Wednesday, February 22, 2012

Creating Space

Recently I accidentally texted someone which led to a big conversation.  This man was the man that I chose to give up my virginity.  I was, what I believed, in love with him.  I was 16.  What did I know?  What I have realized over the years was that I was not in love with him so much as I was in love with the idea of him.  I wanted someone to love me as much as I loved them.  It wouldn't have mattered who it was.  However, I really wanted it to be him because I felt a connection to him.  I always have. 

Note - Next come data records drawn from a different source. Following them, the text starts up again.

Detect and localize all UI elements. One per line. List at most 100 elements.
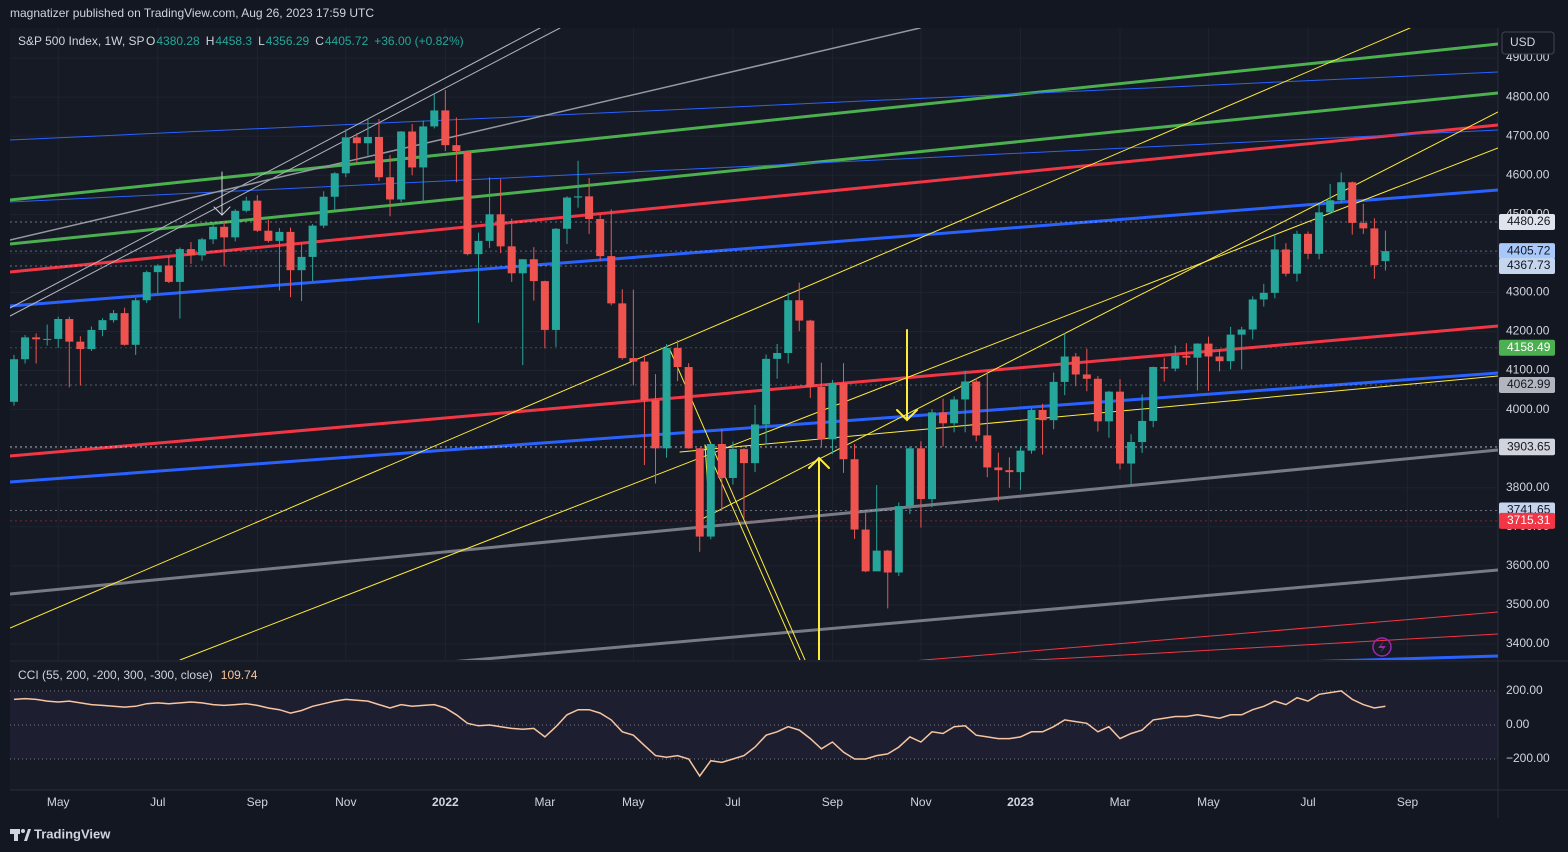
candle-body	[1016, 450, 1025, 473]
candle-body	[1381, 251, 1390, 262]
legend-value: 4356.29	[266, 34, 310, 48]
candle-body	[817, 386, 826, 440]
y-tick-label: 4300.00	[1506, 285, 1550, 299]
candle-body	[1304, 233, 1313, 254]
trendline	[699, 111, 1498, 521]
candle-body	[21, 337, 30, 360]
candle-body	[253, 200, 262, 231]
candle-body	[220, 226, 229, 238]
x-tick-label: May	[47, 795, 70, 809]
cci-name: CCI (55, 200, -200, 300, -300, close)	[18, 668, 213, 682]
candle-body	[872, 550, 881, 572]
price-tag-label: 3715.31	[1507, 513, 1551, 527]
candle-body	[319, 196, 328, 226]
candle-body	[231, 210, 240, 238]
legend-change: +36.00 (+0.82%)	[374, 34, 463, 48]
candle-body	[883, 550, 892, 573]
x-tick-label: Sep	[247, 795, 269, 809]
cci-value: 109.74	[221, 668, 258, 682]
cci-tick-label: −200.00	[1506, 751, 1550, 765]
candle-body	[839, 383, 848, 460]
candle-body	[275, 231, 284, 241]
y-tick-label: 4700.00	[1506, 128, 1550, 142]
candle-body	[1193, 343, 1202, 358]
candle-body	[1093, 378, 1102, 422]
y-tick-label: 3400.00	[1506, 636, 1550, 650]
candle-body	[1248, 299, 1257, 330]
trendline	[10, 28, 921, 241]
x-tick-label: May	[622, 795, 645, 809]
x-tick-label: May	[1197, 795, 1220, 809]
y-tick-label: 3800.00	[1506, 480, 1550, 494]
candle-body	[983, 435, 992, 468]
candle-body	[1315, 212, 1324, 254]
candle-body	[164, 265, 173, 282]
trendline	[10, 71, 1498, 141]
candle-body	[76, 341, 85, 350]
trendline	[1316, 654, 1498, 660]
x-tick-label: Sep	[1397, 795, 1419, 809]
candle-body	[198, 239, 207, 256]
price-tag-label: 4062.99	[1507, 377, 1551, 391]
candle-body	[574, 196, 583, 198]
currency[interactable]: USD	[1510, 35, 1536, 49]
trendline	[10, 324, 1498, 458]
candle-body	[894, 506, 903, 573]
x-tick-label: 2022	[432, 795, 459, 809]
price-tag	[1499, 243, 1555, 260]
candle-body	[1027, 410, 1036, 451]
candle-body	[1071, 356, 1080, 375]
candle-body	[695, 448, 704, 537]
trendline	[10, 28, 1411, 629]
cci-tick-label: 0.00	[1506, 717, 1530, 731]
candle-body	[408, 131, 417, 168]
candle-body	[773, 352, 782, 359]
x-tick-label: Jul	[725, 795, 740, 809]
candle-body	[1060, 356, 1069, 382]
candle-body	[297, 256, 306, 271]
y-tick-label: 3500.00	[1506, 597, 1550, 611]
candle-body	[1337, 182, 1346, 201]
candle-body	[175, 249, 184, 282]
candle-body	[87, 329, 96, 350]
candle-body	[374, 136, 383, 178]
x-tick-label: Mar	[535, 795, 556, 809]
x-tick-label: Jul	[150, 795, 165, 809]
candle-body	[651, 400, 660, 449]
price-tag	[1499, 512, 1555, 529]
candle-body	[32, 337, 41, 340]
legend-letter: H	[206, 34, 215, 48]
published-line: magnatizer published on TradingView.com,…	[10, 6, 374, 20]
trendline	[10, 129, 1498, 203]
candle-body	[563, 197, 571, 229]
cci-tick-label: 200.00	[1506, 683, 1543, 697]
arrow-head	[808, 456, 830, 469]
candle-body	[98, 320, 107, 330]
candle-body	[585, 196, 594, 220]
price-tag-label: 4480.26	[1507, 214, 1551, 228]
candle-body	[784, 300, 793, 353]
candle-body	[1326, 200, 1335, 213]
candle-body	[441, 110, 450, 146]
candle-body	[828, 383, 837, 440]
candle-body	[939, 412, 948, 424]
currency-button[interactable]	[1501, 31, 1555, 55]
y-tick-label: 4200.00	[1506, 324, 1550, 338]
candle-body	[684, 367, 693, 449]
candle-body	[452, 145, 461, 152]
candle-body	[607, 256, 616, 304]
trendline	[704, 444, 801, 660]
candle-body	[54, 319, 63, 339]
legend-value: 4458.3	[215, 34, 252, 48]
price-tag-label: 4405.72	[1507, 243, 1551, 257]
alert-icon[interactable]	[1372, 637, 1392, 657]
price-tag	[1499, 339, 1555, 356]
candle-body	[131, 300, 140, 345]
trendline	[1026, 633, 1498, 660]
x-tick-label: Nov	[910, 795, 931, 809]
trendline	[10, 28, 541, 309]
candle-body	[1082, 374, 1091, 379]
x-tick-label: Mar	[1110, 795, 1131, 809]
candle-body	[186, 249, 195, 256]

We met at church camp when I was 13 and we spent a week hanging out.  Nothing serious.  About 2 years later I show up at drum camp and he was there.  I almost jumped out of my skin.  I then spent the next 3 years obsessed with dating him.  When that didn't work out, I slept with him.  When that still didn't make him love me, I did everything in my power to make him never have love.  I was miserable.  I drove past his house constantly and I would call and hang up on him.  This was way before the time of caller id or the internet.
So I'm texting him throughout the day because I had started this conversation and it finally came up that I liked him in high school.  When he asked my why I never made a move, I reminded him who he was talking to.  He said he knew who it was and I reminded him that I had the hugest crush on him and told him the things that I used to do.  He had absolutely no idea.  He didn't remember any of this.  I mean, he remembered the good stuff but had no idea of what I considered to be bad.  I have lived with this shame and regret for 20 years.  I was so ashamed of my obsession.  I was so ashamed of the way I allowed him to have power over me.  Turns out he was completely unaware of any of this.  Totally unaware.  I am still sitting with this and the tremendous release I feel. 
Tonight I read When you let go of something big, something that has held a place of power over you, it creates space.
What in the world am I getting ready to create?